After trying for 20 minutes on Halloween to get a pretty picture of Hannah in her costume, this is what I got. I was disappointed because you can’t see her face and considered the whole shoot a failure. When I showed it to Peter he completely disagreed. He explained that it’s strong because it captured her personality perfectly and was a moment any parent could relate to.

By the end of 2016 I had two key realizations. The first was when I realized what’s been holding me back from truly appreciating some photos: my ego and its default reaction of judging. When I am looking at a photograph displayed on a gallery wall my brain wants to quickly dismiss it as “there’s nothing special about that” and not really SEE the picture. But if I’ll turn that voice off for a second, I’ll notice there is a lot more to that photo. Sometimes it’s the interesting compositional elements or it’s capturing a unique experience that only the photographer had access to at that moment in time. As Peter once told me, comparison is the killer of creativity.

Not all intimate family portraits have to be taken outside during golden hour.

My next important discovery was realizing I was developing a vocabulary to describe the photos I was seeing. Sitting in on National Geographic photographer Sam Abell’s image critique gave me my first words to describe how a strong image comes together. I’ve been lucky enough to spend many hours discussing and dissecting photography with Peter. So now instead of a photo just being pretty, I appreciate the lighting, the defined spaces of the subjects or the photographer’s ability to capture the decisive moment in that event.

10 minutes into naptime.

I also started exploring photojournalistic style photography with the work of photographers such as Ed Kashi and Dorothea Lange. I’ve been moved to tears more times looking at Dorothea’s photos of migrant farm families and Japanese internment camps than in the entire year I had the movie E.T. on constant repeat. These photos are far from pretty.
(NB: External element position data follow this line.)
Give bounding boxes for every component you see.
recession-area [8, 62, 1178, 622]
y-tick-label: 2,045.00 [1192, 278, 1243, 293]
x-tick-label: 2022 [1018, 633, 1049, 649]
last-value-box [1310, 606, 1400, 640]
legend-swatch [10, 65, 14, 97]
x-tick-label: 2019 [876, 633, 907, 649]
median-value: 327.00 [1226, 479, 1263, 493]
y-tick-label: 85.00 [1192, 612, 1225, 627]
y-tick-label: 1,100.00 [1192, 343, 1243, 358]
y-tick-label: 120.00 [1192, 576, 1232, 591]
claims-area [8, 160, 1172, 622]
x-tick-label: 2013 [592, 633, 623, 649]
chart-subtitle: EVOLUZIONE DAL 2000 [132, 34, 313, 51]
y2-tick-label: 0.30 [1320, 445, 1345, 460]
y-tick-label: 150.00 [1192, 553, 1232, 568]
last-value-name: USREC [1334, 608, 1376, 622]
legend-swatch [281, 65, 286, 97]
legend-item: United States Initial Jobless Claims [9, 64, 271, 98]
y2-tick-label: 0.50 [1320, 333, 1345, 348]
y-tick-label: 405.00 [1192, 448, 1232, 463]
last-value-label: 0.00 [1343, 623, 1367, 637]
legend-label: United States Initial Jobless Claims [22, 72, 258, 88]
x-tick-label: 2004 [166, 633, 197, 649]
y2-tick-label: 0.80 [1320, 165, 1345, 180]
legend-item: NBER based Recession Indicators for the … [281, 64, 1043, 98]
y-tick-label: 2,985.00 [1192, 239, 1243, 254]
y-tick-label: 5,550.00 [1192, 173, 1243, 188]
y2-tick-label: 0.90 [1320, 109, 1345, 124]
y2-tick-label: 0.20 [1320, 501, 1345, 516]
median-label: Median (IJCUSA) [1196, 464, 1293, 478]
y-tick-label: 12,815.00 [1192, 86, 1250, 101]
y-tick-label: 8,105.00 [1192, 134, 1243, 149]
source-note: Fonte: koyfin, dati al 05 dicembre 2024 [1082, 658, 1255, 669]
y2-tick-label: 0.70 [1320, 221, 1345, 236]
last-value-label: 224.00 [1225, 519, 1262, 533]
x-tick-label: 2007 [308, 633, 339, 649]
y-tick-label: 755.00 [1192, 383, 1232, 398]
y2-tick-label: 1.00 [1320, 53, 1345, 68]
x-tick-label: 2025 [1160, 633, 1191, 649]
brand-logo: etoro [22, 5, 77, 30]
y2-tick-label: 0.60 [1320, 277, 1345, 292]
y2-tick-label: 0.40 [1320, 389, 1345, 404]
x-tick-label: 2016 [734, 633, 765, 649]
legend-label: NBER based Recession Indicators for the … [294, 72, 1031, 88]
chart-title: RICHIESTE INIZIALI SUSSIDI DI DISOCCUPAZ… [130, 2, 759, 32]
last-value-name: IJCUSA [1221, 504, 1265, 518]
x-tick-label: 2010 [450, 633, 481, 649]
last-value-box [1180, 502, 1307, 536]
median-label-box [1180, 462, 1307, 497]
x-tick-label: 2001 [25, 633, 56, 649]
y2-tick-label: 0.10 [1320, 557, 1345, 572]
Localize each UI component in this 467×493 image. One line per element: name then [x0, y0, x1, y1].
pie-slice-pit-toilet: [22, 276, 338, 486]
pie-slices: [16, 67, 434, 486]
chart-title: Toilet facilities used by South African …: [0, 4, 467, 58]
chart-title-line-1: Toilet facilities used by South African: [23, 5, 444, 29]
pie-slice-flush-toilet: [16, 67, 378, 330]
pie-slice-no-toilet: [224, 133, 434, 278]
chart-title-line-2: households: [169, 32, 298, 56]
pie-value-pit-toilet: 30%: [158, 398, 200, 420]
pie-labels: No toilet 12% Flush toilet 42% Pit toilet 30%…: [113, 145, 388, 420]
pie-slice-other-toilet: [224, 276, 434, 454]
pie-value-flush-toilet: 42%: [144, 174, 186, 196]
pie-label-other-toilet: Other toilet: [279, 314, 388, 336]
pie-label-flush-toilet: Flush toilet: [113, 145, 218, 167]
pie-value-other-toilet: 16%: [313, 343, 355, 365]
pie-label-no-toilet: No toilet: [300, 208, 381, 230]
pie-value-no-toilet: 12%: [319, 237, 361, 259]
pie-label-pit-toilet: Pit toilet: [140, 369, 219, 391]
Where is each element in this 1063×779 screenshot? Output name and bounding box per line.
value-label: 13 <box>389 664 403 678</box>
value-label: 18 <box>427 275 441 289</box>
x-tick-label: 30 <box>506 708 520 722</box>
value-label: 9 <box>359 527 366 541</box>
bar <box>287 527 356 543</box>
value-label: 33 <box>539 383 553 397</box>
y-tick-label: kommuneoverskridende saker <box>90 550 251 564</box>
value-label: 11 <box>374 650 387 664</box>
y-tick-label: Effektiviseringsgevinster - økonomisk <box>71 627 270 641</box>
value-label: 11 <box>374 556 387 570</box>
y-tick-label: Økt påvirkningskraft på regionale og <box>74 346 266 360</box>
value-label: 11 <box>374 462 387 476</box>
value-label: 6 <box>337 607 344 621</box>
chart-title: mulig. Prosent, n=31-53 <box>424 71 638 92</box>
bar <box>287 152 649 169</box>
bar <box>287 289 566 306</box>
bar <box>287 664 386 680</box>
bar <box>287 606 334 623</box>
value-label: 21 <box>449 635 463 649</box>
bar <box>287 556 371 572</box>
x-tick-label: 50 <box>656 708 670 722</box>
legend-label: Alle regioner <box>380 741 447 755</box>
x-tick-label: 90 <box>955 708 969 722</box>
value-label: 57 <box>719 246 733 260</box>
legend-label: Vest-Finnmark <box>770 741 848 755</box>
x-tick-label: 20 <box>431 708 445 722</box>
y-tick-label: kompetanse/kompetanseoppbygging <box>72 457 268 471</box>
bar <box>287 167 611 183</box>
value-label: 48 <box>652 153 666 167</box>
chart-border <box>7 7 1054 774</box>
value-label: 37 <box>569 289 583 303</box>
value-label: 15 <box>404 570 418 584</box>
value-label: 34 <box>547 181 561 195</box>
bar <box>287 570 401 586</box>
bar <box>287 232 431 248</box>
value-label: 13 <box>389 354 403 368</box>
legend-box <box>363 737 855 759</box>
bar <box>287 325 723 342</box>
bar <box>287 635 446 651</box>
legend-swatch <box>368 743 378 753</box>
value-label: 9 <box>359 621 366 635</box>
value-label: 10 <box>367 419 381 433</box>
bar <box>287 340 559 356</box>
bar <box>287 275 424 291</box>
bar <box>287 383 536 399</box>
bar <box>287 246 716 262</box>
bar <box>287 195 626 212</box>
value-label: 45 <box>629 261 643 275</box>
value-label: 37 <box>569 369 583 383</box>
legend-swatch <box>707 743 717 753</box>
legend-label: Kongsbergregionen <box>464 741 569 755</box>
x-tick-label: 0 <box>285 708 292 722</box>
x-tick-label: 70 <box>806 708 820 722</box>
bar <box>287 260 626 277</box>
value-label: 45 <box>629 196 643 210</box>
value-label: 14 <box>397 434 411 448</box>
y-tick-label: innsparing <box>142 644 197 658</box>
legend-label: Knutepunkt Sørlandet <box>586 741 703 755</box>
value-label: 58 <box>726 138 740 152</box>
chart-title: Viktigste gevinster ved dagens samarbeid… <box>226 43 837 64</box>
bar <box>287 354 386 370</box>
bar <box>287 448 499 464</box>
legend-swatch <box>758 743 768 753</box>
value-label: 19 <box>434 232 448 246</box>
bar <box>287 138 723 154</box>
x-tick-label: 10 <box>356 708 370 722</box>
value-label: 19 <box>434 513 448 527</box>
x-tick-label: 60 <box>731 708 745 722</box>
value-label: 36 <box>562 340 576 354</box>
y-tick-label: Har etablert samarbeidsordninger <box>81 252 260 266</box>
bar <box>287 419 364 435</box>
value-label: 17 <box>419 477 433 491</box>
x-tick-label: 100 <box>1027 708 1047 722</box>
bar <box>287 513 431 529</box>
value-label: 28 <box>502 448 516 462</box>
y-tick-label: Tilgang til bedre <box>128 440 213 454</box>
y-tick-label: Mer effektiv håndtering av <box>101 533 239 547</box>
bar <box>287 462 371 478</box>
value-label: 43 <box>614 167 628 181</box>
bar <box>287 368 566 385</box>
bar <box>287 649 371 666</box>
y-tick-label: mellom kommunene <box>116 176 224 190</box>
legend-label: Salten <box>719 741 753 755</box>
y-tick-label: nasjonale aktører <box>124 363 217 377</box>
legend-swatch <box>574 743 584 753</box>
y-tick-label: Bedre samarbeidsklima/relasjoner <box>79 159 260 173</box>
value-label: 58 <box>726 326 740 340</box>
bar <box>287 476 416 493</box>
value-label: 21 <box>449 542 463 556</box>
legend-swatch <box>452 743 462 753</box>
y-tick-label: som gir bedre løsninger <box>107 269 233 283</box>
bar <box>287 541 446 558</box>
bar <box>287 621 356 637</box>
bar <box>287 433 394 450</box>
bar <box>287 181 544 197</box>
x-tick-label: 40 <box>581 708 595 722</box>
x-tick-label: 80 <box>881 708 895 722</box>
They are intense, emotional and necessary.

Fast forward another few months and I’m still frozen. I’m now intimidated by these photojournalists being able to capture impeccably composed photos amidst chaos and disaster and I still can’t figure out where to point my camera. And then Dorothea spoke to me. OK, she spoke to everyone watching that American Masters episode on PBS but it truly resonated with me.

In her early 20’s Dorothea was a successful and busy portrait photographer in San Francisco. When the Great Depression began to take hold of our country, soup lines developed in the streets below her studio. Looking down at this scene one day she said “I will set myself a big problem. I will go there, I will photograph this thing, I will come back, and develop it. I will print it, and I will mount it and I will put it on the wall, all in twenty-four hours. I will do this, to see if I can just grab a hunk of lightning.”

Even during our daily rituals I’m learning to see the details.

So that’s what I’ll do. I will look outside my window and photograph what I see. With constraints from family life, daily commitments and social anxieties, I won’t be traveling to exotic places or immersing myself in the important movements of our current society. But there are still pictures to be taken from my role as a mother, my activities at DCP and every place I may stop in between. I will take these photos, I will process them and although most will not get printed and mounted, I will likely post them on Instagram which is basically the modern equivalent but with a lot less chemicals. I will do this, to see if I can just grab a hunk of lightning. I’ll settle for a spark.

I’ll even allow myself to capture the un-pretty.